We give a algorithm for exact sampling from the Bingham distribution $p(x)\propto \exp(x^\top A x)$ on the sphere $\mathcal S^{d-1}$ with expected runtime of $\operatorname{poly}(d, \lambda_{\max}(A)-\lambda_{\min}(A))$. The algorithm is based on rejection sampling, where the proposal distribution is a polynomial approximation of the pdf, and can be sampled from by explicitly evaluating integrals of polynomials over the sphere. Our algorithm gives exact samples, assuming exact computation of an inverse function of a polynomial. This is in contrast with Markov Chain Monte Carlo algorithms, which are not known to enjoy rapid mixing on this problem, and only give approximate samples. As a direct application, we use this to sample from the posterior distribution of a rank-1 matrix inference problem in polynomial time.

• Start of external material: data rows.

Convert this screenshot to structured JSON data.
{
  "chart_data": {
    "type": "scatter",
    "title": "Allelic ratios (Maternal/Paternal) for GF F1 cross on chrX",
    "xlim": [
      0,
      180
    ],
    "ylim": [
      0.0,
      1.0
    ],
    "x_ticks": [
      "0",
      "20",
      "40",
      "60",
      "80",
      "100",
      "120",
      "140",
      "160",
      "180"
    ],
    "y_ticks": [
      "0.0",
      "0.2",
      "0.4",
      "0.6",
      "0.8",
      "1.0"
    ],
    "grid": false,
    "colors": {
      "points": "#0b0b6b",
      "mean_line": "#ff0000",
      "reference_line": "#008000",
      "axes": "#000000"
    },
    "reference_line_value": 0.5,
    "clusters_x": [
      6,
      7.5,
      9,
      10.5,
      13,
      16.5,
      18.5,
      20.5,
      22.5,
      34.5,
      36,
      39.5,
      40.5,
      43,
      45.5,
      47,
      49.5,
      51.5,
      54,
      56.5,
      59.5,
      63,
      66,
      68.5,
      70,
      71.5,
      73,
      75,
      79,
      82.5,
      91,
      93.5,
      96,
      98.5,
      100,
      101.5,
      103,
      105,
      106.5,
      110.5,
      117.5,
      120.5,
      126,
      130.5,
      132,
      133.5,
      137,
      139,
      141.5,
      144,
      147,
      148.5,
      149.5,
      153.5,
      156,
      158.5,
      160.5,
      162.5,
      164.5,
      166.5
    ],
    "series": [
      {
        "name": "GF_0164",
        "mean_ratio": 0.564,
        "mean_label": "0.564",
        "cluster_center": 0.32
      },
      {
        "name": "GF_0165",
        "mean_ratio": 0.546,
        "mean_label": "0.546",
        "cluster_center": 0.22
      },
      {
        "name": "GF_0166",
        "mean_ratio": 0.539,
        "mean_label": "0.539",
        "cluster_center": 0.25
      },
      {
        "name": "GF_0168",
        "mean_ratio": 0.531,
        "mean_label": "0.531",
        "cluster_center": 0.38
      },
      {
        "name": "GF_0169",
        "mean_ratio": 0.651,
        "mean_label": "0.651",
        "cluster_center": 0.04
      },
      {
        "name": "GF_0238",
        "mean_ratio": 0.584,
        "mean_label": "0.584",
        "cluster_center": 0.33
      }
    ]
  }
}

翻译：我们提出了一种从球面$\mathcal S^{d-1}$上的Bingham分布$p(x)\propto \exp(x^\top A x)$中进行精确采样的算法，其期望运行时间为$\operatorname{poly}(d, \lambda_{\max}(A)-\lambda_{\min}(A))$。该算法基于拒绝采样，其中提议分布是概率密度函数的多项式近似，可通过显式计算球面上多项式的积分进行采样。该算法在假设能精确计算多项式反函数的前提下，可生成精确样本。这与马尔可夫链蒙特卡洛算法形成对比——后者在该问题上尚未被证明具有快速混合性，且仅能提供近似采样。作为直接应用，我们利用该算法在多项式时间内实现了秩1矩阵推断问题后验分布的采样。